During a ceremony before the opening, a concrete block with the imprints of Bing Crosby's hands and feet, including an inscription of "Best Wishes KELA...Bing," was installed near the entrance. Crosby, who had a family history in Western Washington, was meant to attend but cancelled due to other career commitments. KELA first signed on the air on November 1, 1937. The event was broadcast on 70 affiliate stations under the Mutual Broadcasting System, operating on 1440 kHz, powered at 500 watts over a 185 foot antenna. After the enactment of the North American Regional Broadcasting Agreement (NARBA) in 1941, the station switched to its current dial position of 1470 kHz, powered at 1,000 watts.

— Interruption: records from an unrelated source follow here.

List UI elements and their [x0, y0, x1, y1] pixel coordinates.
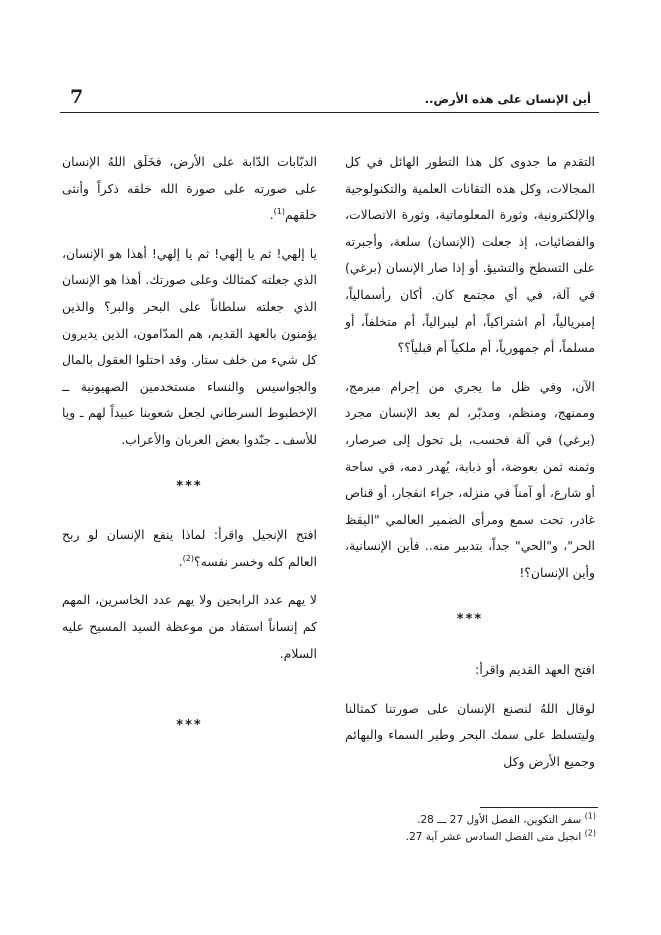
right-column	[345, 149, 595, 787]
paragraph	[62, 522, 317, 575]
footnote-text: سفر التكوين، الفصل الأول 27 ـــ 28.	[417, 814, 582, 826]
paragraph-end: .	[269, 207, 274, 223]
paragraph-text: الدبّابات الدّابة على الأرض، فخَلَق اللهُ الإنسان على صورته على صورة الله خلقه ذكراً وأنثى خلقهم	[62, 154, 317, 223]
paragraph: افتح العهد القديم واقرأ:	[475, 662, 595, 678]
footnote-marker: (2)	[584, 828, 596, 838]
paragraph: الآن، وفي ظل ما يجري من إجرام مبرمج، وممنهج، ومنظم، ومدبّر، لم يعد الإنسان مجرد (برغي) في آلة فحسب، بل تحول إلى صرصار، وثمنه ثمن بعوضة، أو ذبابة، يُهدر دمه، في ساحة أو شارع، أو آمناً في منزله، جراء انفجار، أو قناص غادر، تحت سمع ومرأى الضمير العالمي "اليقظ الحر"، و"الحي" جداً، بتدبير منه.. فأين الإنسانية، وأين الإنسان؟!	[345, 378, 595, 580]
paragraph	[62, 149, 317, 229]
paragraph: لا يهم عدد الرابحين ولا يهم عدد الخاسرين، المهم كم إنساناً استفاد من موعظة السيد المسيح عليه السلام.	[62, 592, 317, 661]
footnote-text: انجيل متى الفصل السادس عشر آية 27.	[405, 831, 582, 843]
footnote	[360, 829, 596, 846]
section-separator: ***	[176, 478, 203, 494]
running-title: أين الإنسان على هذه الأرض..	[424, 92, 591, 106]
footnotes	[360, 812, 596, 846]
paragraph: التقدم ما جدوى كل هذا التطور الهائل في كل المجالات، وكل هذه التقانات العلمية والتكنولوجية والإلكترونية، وثورة المعلوماتية، وثورة الاتصالات، والفضائيات، إذ جعلت (الإنسان) سلعة، وأجبرته على التسطح والتشيؤ. أو إذا صار الإنسان (برغي) في آلة، في أي مجتمع كان. أكان رأسمالياً، إمبريالياً، أم اشتراكياً، أم ليبرالياً، أم متخلفاً، أو مسلماً، أم جمهورياً، أم ملكياً أم قبلياً؟؟	[345, 154, 595, 356]
section-separator: ***	[456, 611, 484, 627]
paragraph: يا إلهي! ثم يا إلهي! ثم يا إلهي! أهذا هو الإنسان، الذي جعلته كمثالك وعلى صورتك. أهذا هو الإنسان الذي جعلته سلطاناً على البحر والبر؟ والذين يؤمنون بالعهد القديم، هم المدّامون، الذين يديرون كل شيء من خلف ستار. وقد احتلوا العقول بالمال والجواسيس والنساء مستخدمين الصهيونية ــ الإخطبوط السرطاني لجعل شعوبنا عبيداً لهم ـ ويا للأسف ـ جنّدوا بعض العربان والأعراب.	[62, 245, 317, 447]
page-number: 7	[70, 86, 84, 108]
paragraph: لوقال اللهُ لنصنع الإنسان على صورتنا كمثالنا وليتسلط على سمك البحر وطير السماء والبهائم وجميع الأرض وكل	[345, 700, 595, 769]
footnote-reference: (1)	[273, 207, 285, 217]
footnote-reference: (2)	[182, 553, 195, 563]
section-separator: ***	[176, 718, 203, 734]
footnote	[360, 812, 596, 829]
footnote-divider	[480, 807, 598, 808]
left-column	[62, 149, 317, 740]
paragraph-text: افتح الإنجيل واقرأ: لماذا ينفع الإنسان لو ربح العالم كله وخسر نفسه؟	[62, 527, 317, 569]
page-header	[60, 82, 599, 113]
footnote-marker: (1)	[584, 811, 596, 821]
paragraph-end: .	[178, 553, 183, 569]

KELA was a network affiliate of the Mutual Broadcasting System and the Don Lee Network during the "Golden Age of Radio."

In the 1960s, the power was boosted to the current 5,000 watts during the daytime while maintaining KELA's 1,000-watt nighttime power. As network programming moved to TV, KELA began airing a full service, middle of the road music format with news updates from Mutual. On August 24, 1965, it put an FM station on the air, 102.9 KELA-FM (now KZTM). KELA-FM ran an automated country music format while carrying some of KELA's newscasts. McCaw sold his interest in 1965 to Joe Chytil.

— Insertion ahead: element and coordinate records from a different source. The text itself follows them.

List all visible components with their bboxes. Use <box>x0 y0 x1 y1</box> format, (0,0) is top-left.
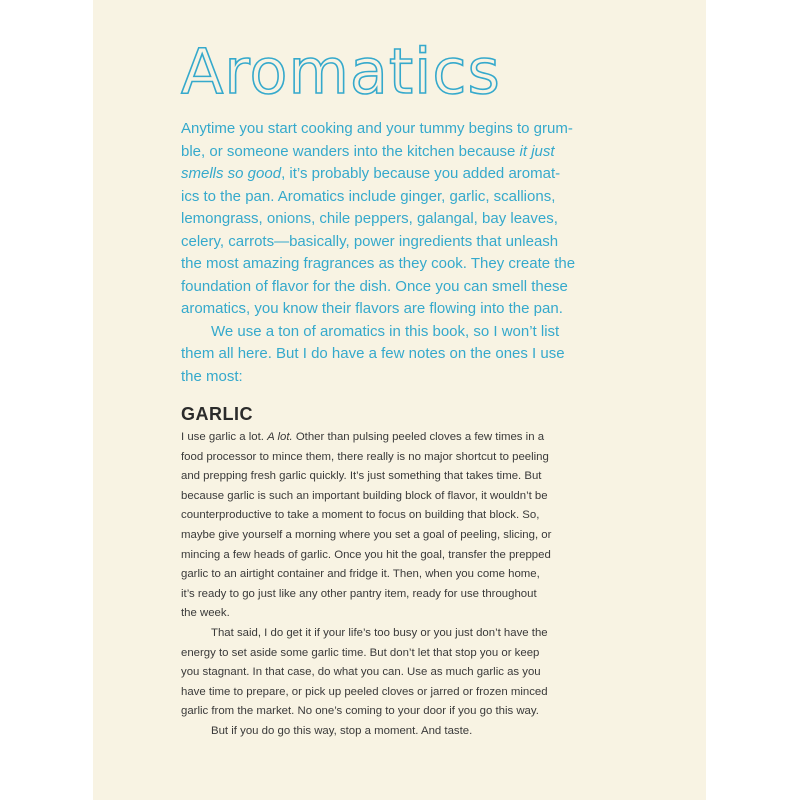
intro-line-text: lemongrass, onions, chile peppers, galangal, bay leaves, <box>181 210 558 227</box>
intro-line <box>181 208 617 231</box>
body-line <box>181 467 617 487</box>
body-line-text: maybe give yourself a morning where you set a goal of peeling, slicing, or <box>181 528 552 541</box>
book-page <box>93 0 706 800</box>
intro-line-text: the most amazing fragrances as they cook. They create the <box>181 255 576 272</box>
body-line-text: it’s ready to go just like any other pantry item, ready for use throughout <box>181 587 537 600</box>
body-line-text: food processor to mince them, there really is no major shortcut to peeling <box>181 450 549 463</box>
intro-italic-text: it just <box>519 142 555 160</box>
body-line <box>181 585 617 605</box>
intro-line <box>181 186 617 209</box>
body-line <box>181 565 617 585</box>
body-line-text: Other than pulsing peeled cloves a few times in a <box>292 431 545 443</box>
intro-line <box>181 118 617 141</box>
body-line-text: energy to set aside some garlic time. But don’t let that stop you or keep <box>181 646 540 659</box>
intro-line-text: Anytime you start cooking and your tummy begins to grum- <box>181 120 573 137</box>
page-title: Aromatics <box>181 35 501 108</box>
body-line <box>181 506 617 526</box>
body-line <box>181 448 617 468</box>
intro-line <box>181 276 617 299</box>
body-line-text: you stagnant. In that case, do what you can. Use as much garlic as you <box>181 666 541 679</box>
body-line <box>181 644 617 664</box>
body-line <box>181 546 617 566</box>
intro-line-text: celery, carrots—basically, power ingredients that unleash <box>181 232 559 250</box>
body-line-text: garlic from the market. No one’s coming to your door if you go this way. <box>181 705 539 718</box>
intro-line <box>181 163 617 186</box>
body-line-text: That said, I do get it if your life’s too busy or you just don’t have the <box>211 626 548 639</box>
intro-line <box>181 298 617 321</box>
body-line <box>181 526 617 546</box>
intro-line <box>181 343 617 366</box>
body-line-text: I use garlic a lot. <box>181 431 268 443</box>
body-line <box>181 722 617 742</box>
intro-text <box>181 118 617 388</box>
intro-line <box>181 321 617 344</box>
intro-line-text: them all here. But I do have a few notes on the ones I use <box>181 345 565 362</box>
intro-line-text: the most: <box>181 367 243 385</box>
body-line-text: have time to prepare, or pick up peeled cloves or jarred or frozen minced <box>181 685 548 698</box>
intro-line-text: We use a ton of aromatics in this book, so I won’t list <box>211 322 560 340</box>
body-line <box>181 683 617 703</box>
intro-line <box>181 141 617 164</box>
body-line-text: and prepping fresh garlic quickly. It’s just something that takes time. But <box>181 470 542 483</box>
body-line <box>181 624 617 644</box>
body-line <box>181 487 617 507</box>
intro-line-text: ble, or someone wanders into the kitchen because <box>181 142 520 160</box>
intro-line-text: , it’s probably because you added aromat- <box>281 165 561 182</box>
intro-line <box>181 253 617 276</box>
body-line-text: counterproductive to take a moment to focus on building that block. So, <box>181 509 540 522</box>
body-line-text: mincing a few heads of garlic. Once you hit the goal, transfer the prepped <box>181 548 551 561</box>
section-body-garlic <box>181 428 617 742</box>
body-line-text: But if you do go this way, stop a moment. And taste. <box>211 724 473 737</box>
intro-line-text: foundation of flavor for the dish. Once you can smell these <box>181 277 568 295</box>
body-line <box>181 428 617 448</box>
intro-line <box>181 366 617 389</box>
body-line <box>181 663 617 683</box>
body-line-text: the week. <box>181 607 230 620</box>
intro-italic-text: smells so good <box>181 165 282 182</box>
intro-line <box>181 231 617 254</box>
body-line-text: because garlic is such an important building block of flavor, it wouldn’t be <box>181 489 548 502</box>
body-line <box>181 604 617 624</box>
body-italic-text: A lot. <box>267 431 293 443</box>
body-line <box>181 702 617 722</box>
body-line-text: garlic to an airtight container and fridge it. Then, when you come home, <box>181 568 540 581</box>
intro-line-text: aromatics, you know their flavors are flowing into the pan. <box>181 300 563 317</box>
section-heading-garlic: GARLIC <box>181 404 253 424</box>
intro-line-text: ics to the pan. Aromatics include ginger, garlic, scallions, <box>181 187 556 205</box>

Over time, 1470 KELA added more talk shows and reduced the music until it was a full-time talk station. It became an ABC Radio News affiliate. KELA-FM switched its call sign to KMNT but remained a country station. In 1996, Jacor Communications bought KELA and KMNT for $4 million. Clear Channel Communications acquired Jacor. In mid-1996, the Lewis County Historical Society and Museum added an exhibit that highlighted the history of KELA and McCaw's operations.

During the 1996 flood in the Chehalis Valley, KELA went off the air when the waters inundated the building. The station operated out of portable trailers for a time after additional floodwaters in 2007 submerged the area. In 2007, Clear Channel (now iHeartMedia) spun off KELA to Bicoastal Media but retained the FM station, which had changed its call letters to KNBQ. KMNT's call letters and programming moved to 104.3 FM, also owned by Bicoastal.

==Programming==
Weekdays begin with two local news and talk shows, "The KELA Morning Report" and "Let's Talk About It," originally created by Ed Jeffries. The Let's Talk About It program was hosted from its inception by future Centralia city mayor and council member, Bill Moeller, until 1993. Moeller was originally a disk jockey at the station beginning in the 1960s. Moeller hosted the only rock-and-roll slot at KELA at the time, known as the Record Roundtable.

KELA is an affiliate of the Seattle Mariners Radio Network and the Seattle Seahawks Radio Network. It also carries the University of Washington Huskies football and basketball, as well as local high school football and basketball games.